In its monomeric form, the protein actin is globular (G-actin) and generally resides throughout the cytoplasm. Cytoskeletal actin filaments, also known as microfilaments, are formed from a pair of G-actin chains that coil around one another to create an asymmetrical (with a plus and minus terminus) filamentous-form of the protein (F-actin). Some of the G-actin present in a cell does remain unpolymerized, however, due to the affinity of various small proteins for the monomeric form of actin, which inhibit polymerization by binding with specific sites on the globular protein. Actin filaments range from 5 to 9 nanometers in diameter and are designed to bear large amounts of tension. The cytoskeletal elements are generally nucleated from the minus end, which grows at a much slower pace than the positive end. When the proper length of an actin filament has been achieved, the elongation of the structure is halted through the addition of small capping proteins to the plus end of the filament. In order for a capped actin filament to resume growth, these proteins must be detached by another cellular substance, such as the phospholipid, polyphosphoinositide.
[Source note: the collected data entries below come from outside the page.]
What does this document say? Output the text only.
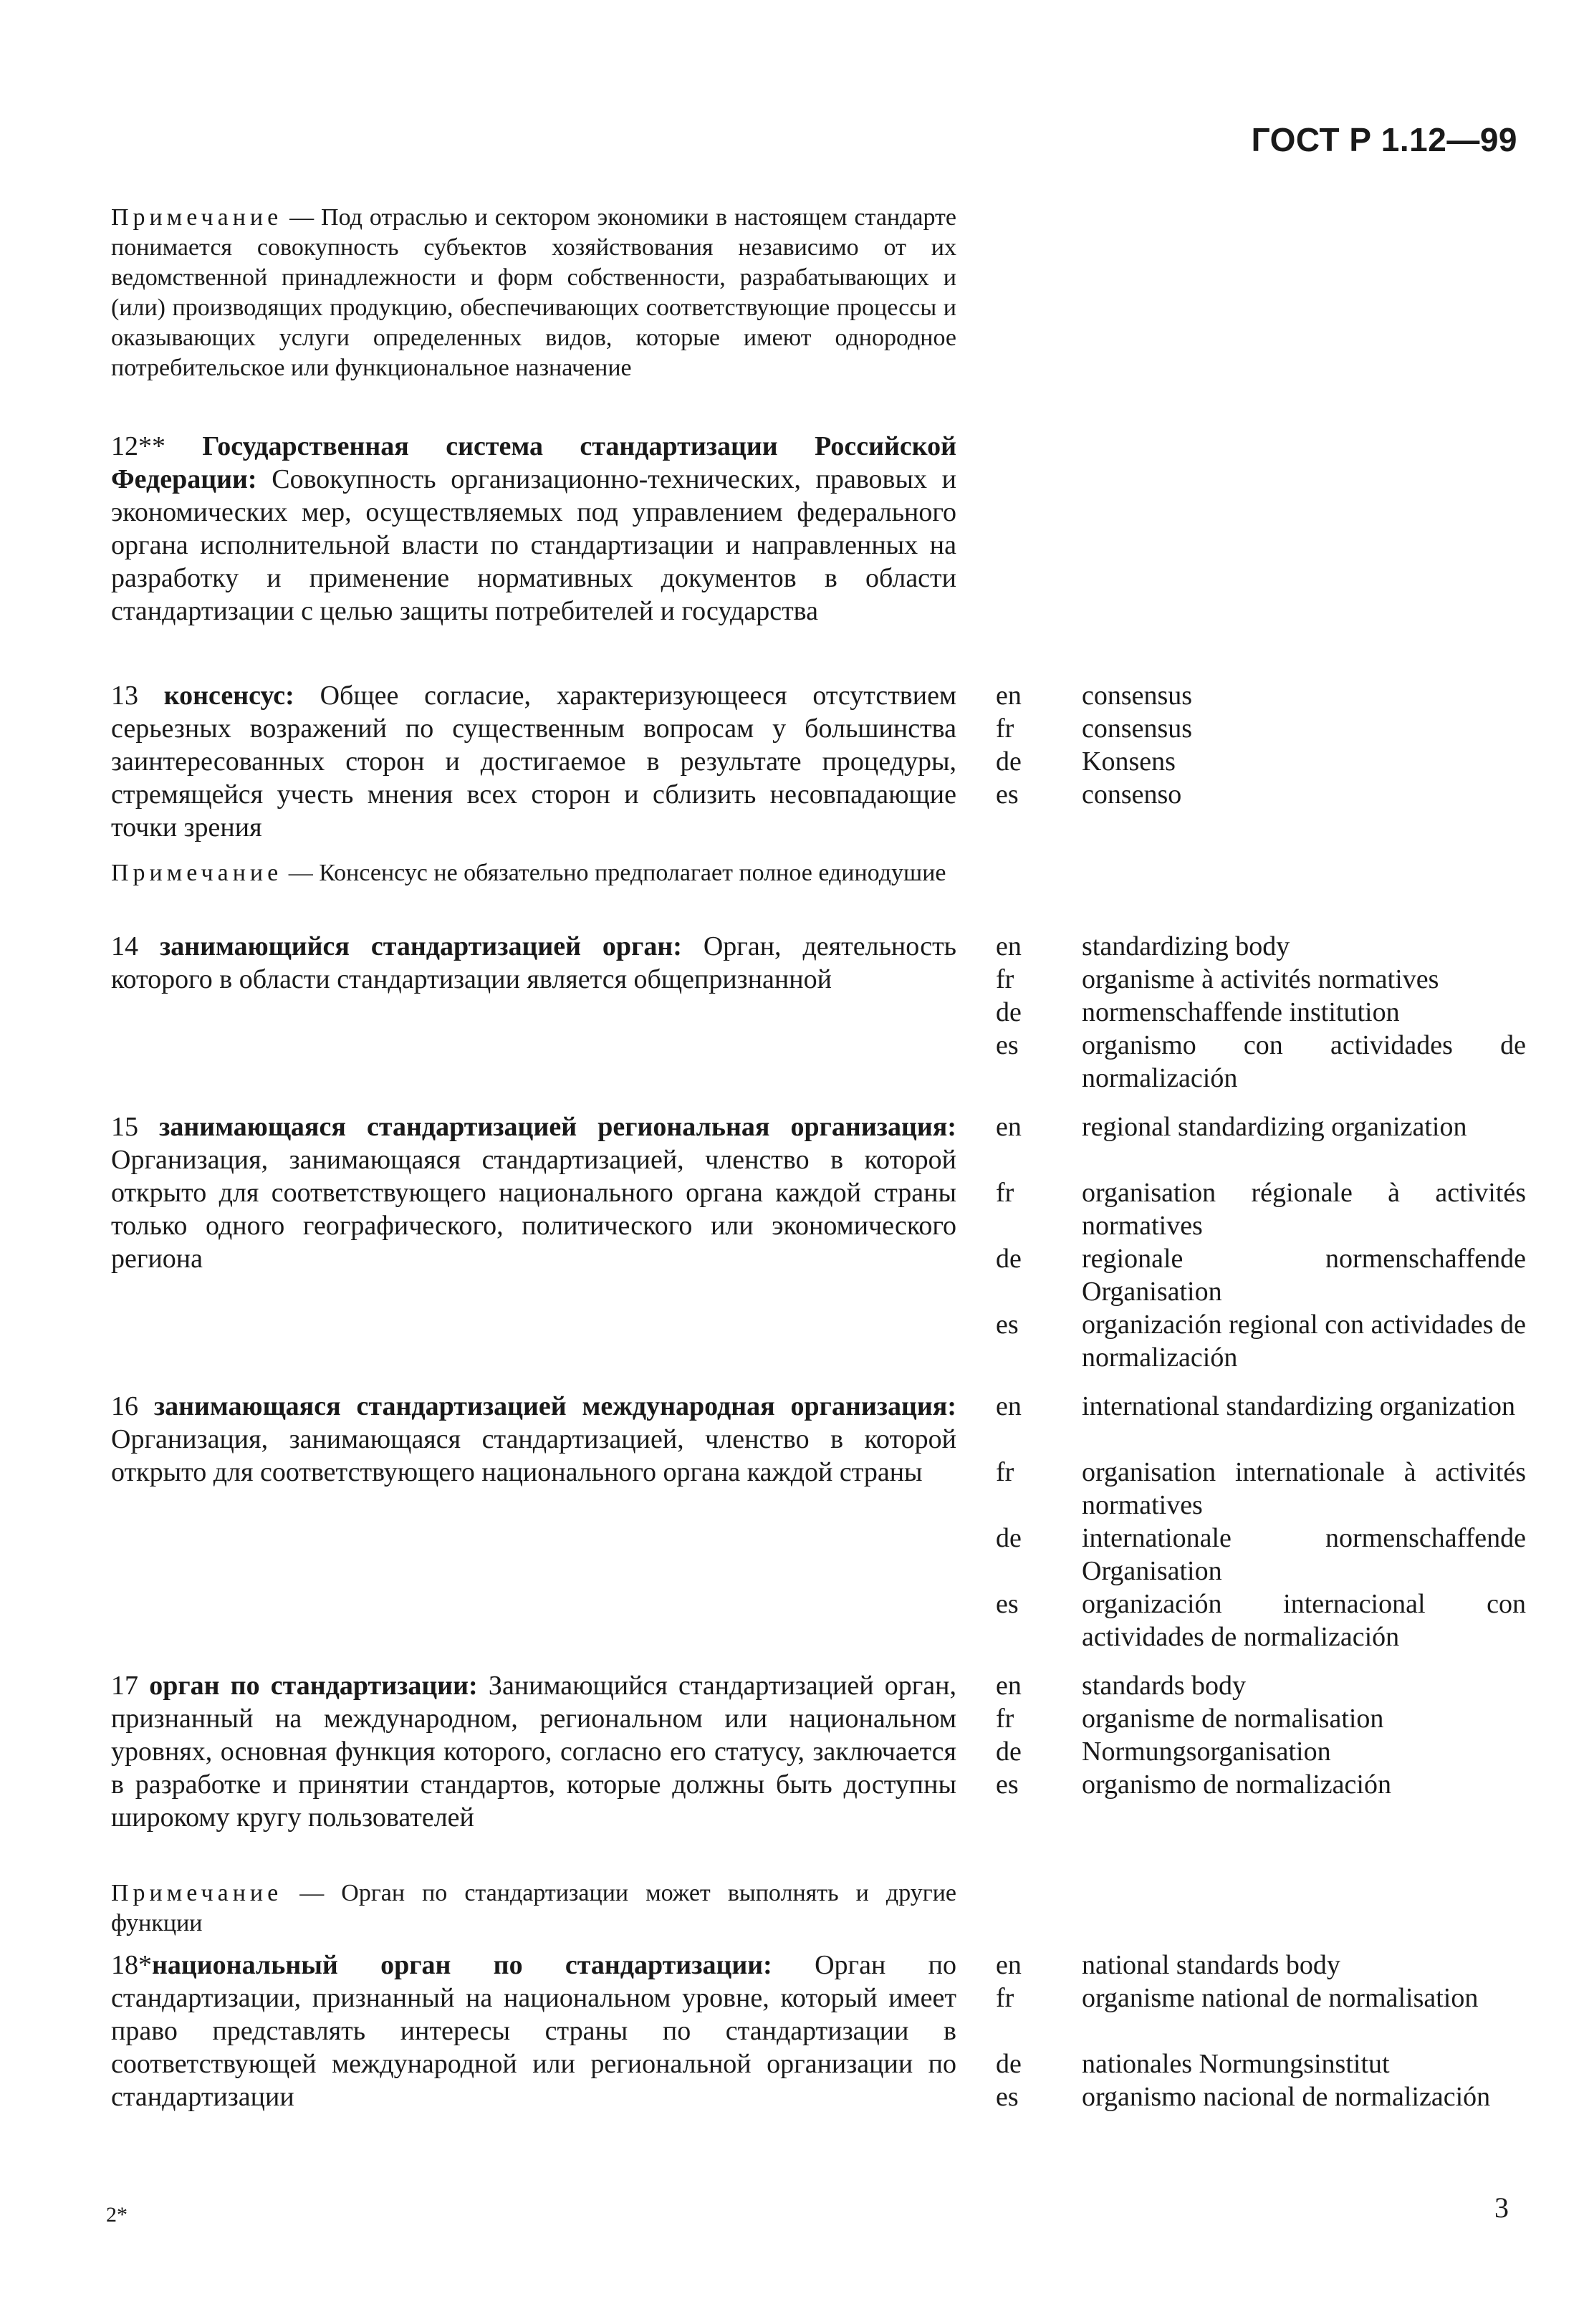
ГОСТ Р 1.12—99
Примечание — Под отраслью и сектором экономики в настоящем стандарте понимается совокупность субъектов хозяйствования независимо от их ведомственной принадлежности и форм собственности, разрабатывающих и (или) производящих продукцию, обеспечивающих соответствующие процессы и оказывающих услуги определенных видов, которые имеют однородное потребительское или функциональное назначение
12** Государственная система стандартизации Российской Федерации: Совокупность организационно-технических, правовых и экономических мер, осуществляемых под управлением федерального органа исполнительной власти по стандартизации и направленных на разработку и применение нормативных документов в области стандартизации с целью защиты потребителей и государства
13 консенсус: Общее согласие, характеризующееся отсутствием серьезных возражений по существенным вопросам у большинства заинтересованных сторон и достигаемое в результате процедуры, стремящейся учесть мнения всех сторон и сблизить несовпадающие точки зрения
en consensus
fr consensus
de Konsens
es consenso
Примечание — Консенсус не обязательно предполагает полное единодушие
14 занимающийся стандартизацией орган: Орган, деятельность которого в области стандартизации является общепризнанной
en standardizing body
fr organisme à activités normatives
de normenschaffende institution
es organismo con actividades de normalización
15 занимающаяся стандартизацией региональная организация: Организация, занимающаяся стандартизацией, членство в которой открыто для соответствующего национального органа каждой страны только одного географического, политического или экономического региона
en regional standardizing organization
fr organisation régionale à activités normatives
de regionale normenschaffende Organisation
es organización regional con actividades de normalización
16 занимающаяся стандартизацией международная организация: Организация, занимающаяся стандартизацией, членство в которой открыто для соответствующего национального органа каждой страны
en international standardizing organization
fr organisation internationale à activités normatives
de internationale normenschaffende Organisation
es organización internacional con actividades de normalización
17 орган по стандартизации: Занимающийся стандартизацией орган, признанный на международном, региональном или национальном уровнях, основная функция которого, согласно его статусу, заключается в разработке и принятии стандартов, которые должны быть доступны широкому кругу пользователей
en standards body
fr organisme de normalisation
de Normungsorganisation
es organismo de normalización
Примечание — Орган по стандартизации может выполнять и другие функции
18*национальный орган по стандартизации: Орган по стандартизации, признанный на национальном уровне, который имеет право представлять интересы страны по стандартизации в соответствующей международной или региональной организации по стандартизации
en national standards body
fr organisme national de normalisation
de nationales Normungsinstitut
es organismo nacional de normalización
2*	3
Using a popular triple-fluorophore staining technique for mitochondria, filamentous actin, and the nucleus, the log phase monolayer culture of APM cells illustrated above was first treated with MitoTracker Red CMXRos for one hour, and then fixed with medium containing 3.7-percent paraformaldehyde. After permeabilization and blocking with bovine serum albumen, the cells were labeled with Alexa Fluor 488 conjugated to phalloidin and counterstained with Hoechst 33258. Images were recorded in grayscale with a QImaging Retiga Fast-EXi camera system coupled to an Olympus BX-51 microscope equipped with bandpass emission fluorescence filter optical blocks provided by Omega Optical. During the processing stage, individual image channels were pseudocolored with RGB values corresponding to each of the fluorophore emission spectral profiles.